Soldiers think physical and mental abuse in the Army is commonplace, a survey by the Army suggests.
The figures follow findings of rape and beatings at Deepcut
It found 85% of the 2,000 soldiers asked believed bullying existed in the army and there were reports of sexual and racial discrimination.
The figures were missing from the Army's Continuous Attitudes Survey, released to MPs in October. The Liberal Democrats have demanded an explanation.
The Ministry of Defence has said it is determined to stamp out bullying.
It is investigating why the bullying figures were not in the report when it was released to the House of Commons library.
"What it is definitely not, is a cover-up," an MoD spokesman told BBC News.
"I suspect it is an administrative error, but we are investigating."

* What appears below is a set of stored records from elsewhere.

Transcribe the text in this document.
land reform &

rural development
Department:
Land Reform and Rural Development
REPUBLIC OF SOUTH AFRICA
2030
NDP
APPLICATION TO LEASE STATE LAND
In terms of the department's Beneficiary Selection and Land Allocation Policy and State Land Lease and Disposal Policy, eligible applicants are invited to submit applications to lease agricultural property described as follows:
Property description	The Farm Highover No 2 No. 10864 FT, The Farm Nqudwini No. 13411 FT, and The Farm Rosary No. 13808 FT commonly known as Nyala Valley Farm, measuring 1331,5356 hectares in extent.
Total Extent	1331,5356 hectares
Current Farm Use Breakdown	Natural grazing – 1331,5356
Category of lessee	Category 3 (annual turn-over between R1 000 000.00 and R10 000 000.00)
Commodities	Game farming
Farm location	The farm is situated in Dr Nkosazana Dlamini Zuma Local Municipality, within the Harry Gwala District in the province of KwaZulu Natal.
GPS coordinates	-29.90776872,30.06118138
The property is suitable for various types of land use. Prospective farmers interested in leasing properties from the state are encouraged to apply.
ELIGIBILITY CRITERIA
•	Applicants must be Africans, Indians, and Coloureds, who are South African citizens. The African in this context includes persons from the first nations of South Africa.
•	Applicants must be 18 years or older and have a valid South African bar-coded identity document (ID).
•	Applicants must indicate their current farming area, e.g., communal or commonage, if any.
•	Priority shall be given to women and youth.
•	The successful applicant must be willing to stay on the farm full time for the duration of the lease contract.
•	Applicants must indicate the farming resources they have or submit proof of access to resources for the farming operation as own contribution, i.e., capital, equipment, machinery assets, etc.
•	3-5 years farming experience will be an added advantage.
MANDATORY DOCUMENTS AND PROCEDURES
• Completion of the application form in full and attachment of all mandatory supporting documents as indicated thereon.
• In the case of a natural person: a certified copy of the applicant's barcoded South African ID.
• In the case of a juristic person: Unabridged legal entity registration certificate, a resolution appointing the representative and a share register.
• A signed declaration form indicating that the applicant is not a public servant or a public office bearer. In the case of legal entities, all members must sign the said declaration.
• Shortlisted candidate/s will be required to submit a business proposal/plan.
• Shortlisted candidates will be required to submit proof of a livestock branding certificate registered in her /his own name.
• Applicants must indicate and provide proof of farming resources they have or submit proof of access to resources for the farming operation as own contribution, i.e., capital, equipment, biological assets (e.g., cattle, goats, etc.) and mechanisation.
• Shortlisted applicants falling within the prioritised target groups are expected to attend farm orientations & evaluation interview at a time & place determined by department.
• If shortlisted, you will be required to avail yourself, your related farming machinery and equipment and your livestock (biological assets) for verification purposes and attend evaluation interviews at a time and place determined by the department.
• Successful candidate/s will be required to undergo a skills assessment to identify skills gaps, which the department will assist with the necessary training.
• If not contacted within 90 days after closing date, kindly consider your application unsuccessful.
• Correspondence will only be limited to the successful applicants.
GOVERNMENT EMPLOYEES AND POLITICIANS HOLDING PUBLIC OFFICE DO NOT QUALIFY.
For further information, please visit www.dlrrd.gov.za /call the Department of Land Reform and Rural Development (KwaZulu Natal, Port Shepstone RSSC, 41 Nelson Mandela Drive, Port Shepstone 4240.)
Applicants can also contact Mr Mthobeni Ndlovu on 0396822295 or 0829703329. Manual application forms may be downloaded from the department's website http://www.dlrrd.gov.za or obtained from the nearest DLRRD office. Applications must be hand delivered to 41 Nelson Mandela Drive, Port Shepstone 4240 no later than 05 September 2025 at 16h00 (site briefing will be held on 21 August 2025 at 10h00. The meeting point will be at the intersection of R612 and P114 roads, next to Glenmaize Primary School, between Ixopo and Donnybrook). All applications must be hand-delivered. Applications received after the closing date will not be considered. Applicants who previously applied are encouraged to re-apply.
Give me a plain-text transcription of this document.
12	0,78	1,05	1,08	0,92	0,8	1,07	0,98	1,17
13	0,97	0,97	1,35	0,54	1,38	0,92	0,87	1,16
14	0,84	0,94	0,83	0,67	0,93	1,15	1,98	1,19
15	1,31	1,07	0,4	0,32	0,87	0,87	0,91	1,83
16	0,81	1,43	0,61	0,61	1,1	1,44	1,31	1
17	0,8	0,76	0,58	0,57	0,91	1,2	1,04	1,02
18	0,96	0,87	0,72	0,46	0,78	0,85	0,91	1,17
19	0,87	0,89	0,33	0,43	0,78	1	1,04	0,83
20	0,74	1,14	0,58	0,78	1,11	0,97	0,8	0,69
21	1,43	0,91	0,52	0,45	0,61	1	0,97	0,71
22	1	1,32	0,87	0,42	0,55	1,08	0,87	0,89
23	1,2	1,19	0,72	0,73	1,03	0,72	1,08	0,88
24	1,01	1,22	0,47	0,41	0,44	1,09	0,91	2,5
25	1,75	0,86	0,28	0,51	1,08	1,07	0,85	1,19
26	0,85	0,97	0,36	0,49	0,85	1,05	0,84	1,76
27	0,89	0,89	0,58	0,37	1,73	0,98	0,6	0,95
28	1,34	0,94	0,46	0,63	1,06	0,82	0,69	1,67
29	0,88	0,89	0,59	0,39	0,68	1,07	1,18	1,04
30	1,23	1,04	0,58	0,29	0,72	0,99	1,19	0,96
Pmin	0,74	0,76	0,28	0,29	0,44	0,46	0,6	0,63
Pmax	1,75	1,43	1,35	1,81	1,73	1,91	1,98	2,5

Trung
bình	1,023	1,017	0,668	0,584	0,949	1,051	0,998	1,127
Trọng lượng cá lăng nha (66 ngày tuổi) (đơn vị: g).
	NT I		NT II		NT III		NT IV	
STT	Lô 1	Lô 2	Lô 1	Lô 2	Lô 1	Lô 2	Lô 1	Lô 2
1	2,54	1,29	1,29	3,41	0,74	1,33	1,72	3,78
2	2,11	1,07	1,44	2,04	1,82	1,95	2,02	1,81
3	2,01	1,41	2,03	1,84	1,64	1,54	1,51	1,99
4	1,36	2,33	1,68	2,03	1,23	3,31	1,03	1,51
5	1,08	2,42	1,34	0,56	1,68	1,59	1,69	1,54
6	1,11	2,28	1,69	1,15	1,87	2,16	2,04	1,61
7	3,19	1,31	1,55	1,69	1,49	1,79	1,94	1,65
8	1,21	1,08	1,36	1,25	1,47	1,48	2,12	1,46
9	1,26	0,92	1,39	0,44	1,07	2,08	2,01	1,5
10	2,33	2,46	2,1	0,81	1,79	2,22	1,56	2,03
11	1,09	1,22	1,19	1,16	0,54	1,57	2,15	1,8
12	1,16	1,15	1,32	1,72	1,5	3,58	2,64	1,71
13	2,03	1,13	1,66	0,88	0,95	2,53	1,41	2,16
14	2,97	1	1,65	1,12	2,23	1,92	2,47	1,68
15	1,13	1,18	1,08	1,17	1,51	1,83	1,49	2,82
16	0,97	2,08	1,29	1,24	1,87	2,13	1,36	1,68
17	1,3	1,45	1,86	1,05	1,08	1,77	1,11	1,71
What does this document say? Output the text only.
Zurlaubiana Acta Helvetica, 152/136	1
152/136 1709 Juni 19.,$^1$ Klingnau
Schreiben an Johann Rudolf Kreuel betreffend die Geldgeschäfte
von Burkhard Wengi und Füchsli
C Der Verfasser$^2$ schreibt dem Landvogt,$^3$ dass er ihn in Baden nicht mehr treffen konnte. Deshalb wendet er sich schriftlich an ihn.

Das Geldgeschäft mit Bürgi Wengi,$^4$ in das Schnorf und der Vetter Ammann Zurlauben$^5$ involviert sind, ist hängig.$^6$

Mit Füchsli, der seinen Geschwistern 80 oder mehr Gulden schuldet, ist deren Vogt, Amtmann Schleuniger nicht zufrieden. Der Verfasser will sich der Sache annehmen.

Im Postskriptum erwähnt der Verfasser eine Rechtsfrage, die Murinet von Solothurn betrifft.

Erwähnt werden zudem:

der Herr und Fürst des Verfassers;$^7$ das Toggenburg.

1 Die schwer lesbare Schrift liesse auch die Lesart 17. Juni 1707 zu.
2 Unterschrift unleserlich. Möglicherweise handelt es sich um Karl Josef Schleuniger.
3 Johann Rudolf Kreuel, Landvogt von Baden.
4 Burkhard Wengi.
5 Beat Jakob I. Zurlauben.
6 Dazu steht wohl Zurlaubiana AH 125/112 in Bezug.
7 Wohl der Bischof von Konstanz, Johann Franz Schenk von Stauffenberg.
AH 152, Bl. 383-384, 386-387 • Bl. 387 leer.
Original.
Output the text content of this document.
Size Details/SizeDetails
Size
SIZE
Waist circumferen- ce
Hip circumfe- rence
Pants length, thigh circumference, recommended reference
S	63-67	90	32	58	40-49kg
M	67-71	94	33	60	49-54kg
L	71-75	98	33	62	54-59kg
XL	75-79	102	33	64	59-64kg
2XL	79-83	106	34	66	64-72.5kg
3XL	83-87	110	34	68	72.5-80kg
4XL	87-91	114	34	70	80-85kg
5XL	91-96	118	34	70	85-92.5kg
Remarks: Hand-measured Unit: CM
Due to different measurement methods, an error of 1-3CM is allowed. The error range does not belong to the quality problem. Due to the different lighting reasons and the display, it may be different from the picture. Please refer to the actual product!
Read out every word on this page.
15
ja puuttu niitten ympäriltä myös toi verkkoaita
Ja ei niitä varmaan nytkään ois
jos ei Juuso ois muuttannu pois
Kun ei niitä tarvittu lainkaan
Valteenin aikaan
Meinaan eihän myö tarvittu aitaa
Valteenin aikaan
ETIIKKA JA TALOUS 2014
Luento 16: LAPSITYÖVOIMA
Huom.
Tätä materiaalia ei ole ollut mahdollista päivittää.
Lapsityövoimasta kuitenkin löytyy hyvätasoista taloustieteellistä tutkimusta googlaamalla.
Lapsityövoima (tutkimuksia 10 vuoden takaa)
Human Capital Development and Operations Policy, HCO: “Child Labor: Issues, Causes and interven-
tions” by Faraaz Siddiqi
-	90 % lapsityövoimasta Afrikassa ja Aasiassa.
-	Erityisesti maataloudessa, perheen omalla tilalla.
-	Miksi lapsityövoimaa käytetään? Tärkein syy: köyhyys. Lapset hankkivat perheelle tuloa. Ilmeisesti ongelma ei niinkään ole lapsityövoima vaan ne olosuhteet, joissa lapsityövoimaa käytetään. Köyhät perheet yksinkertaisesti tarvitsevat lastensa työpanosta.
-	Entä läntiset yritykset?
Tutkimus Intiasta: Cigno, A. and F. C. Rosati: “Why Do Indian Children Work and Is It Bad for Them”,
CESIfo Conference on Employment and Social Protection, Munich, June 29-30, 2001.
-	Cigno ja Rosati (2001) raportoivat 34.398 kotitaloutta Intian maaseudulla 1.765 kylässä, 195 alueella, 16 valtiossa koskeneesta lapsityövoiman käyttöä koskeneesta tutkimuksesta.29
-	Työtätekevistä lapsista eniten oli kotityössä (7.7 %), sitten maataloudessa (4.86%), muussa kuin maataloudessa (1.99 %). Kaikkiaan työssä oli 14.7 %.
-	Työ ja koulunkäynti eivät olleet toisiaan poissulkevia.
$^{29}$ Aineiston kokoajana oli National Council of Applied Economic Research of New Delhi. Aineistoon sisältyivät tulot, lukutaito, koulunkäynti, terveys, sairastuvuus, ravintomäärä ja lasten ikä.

He said the figures had been on the MoD website since the report was released.
The Army's Continuous Attitude Survey revealed half of soldiers thought sexual discrimination took place.
About one third of troops believed colleagues suffered racial discrimination.
Only a quarter claimed to be happy with procedures for dealing with complaints about bullying and harassment.
However, the MoD pointed out that only 7% of soldiers said they had been bullied in the past 12 months.
Liberal Democrat defence spokesman Paul Keetch said of the bullying figures: "Frankly, there's some pretty harrowing reading here."
The details come in the wake of fresh calls for a public inquiry at the Deepcut base in Surrey.
A police investigation into the deaths of four recruits at the base between 1995 and 2002 uncovered over 100 claims of rape, racism and beatings.
An independent review, but not a full public inquiry, has been announced by the government.
The MoD denied bullying was prevalent in the army and said it had a zero-tolerance approach to it.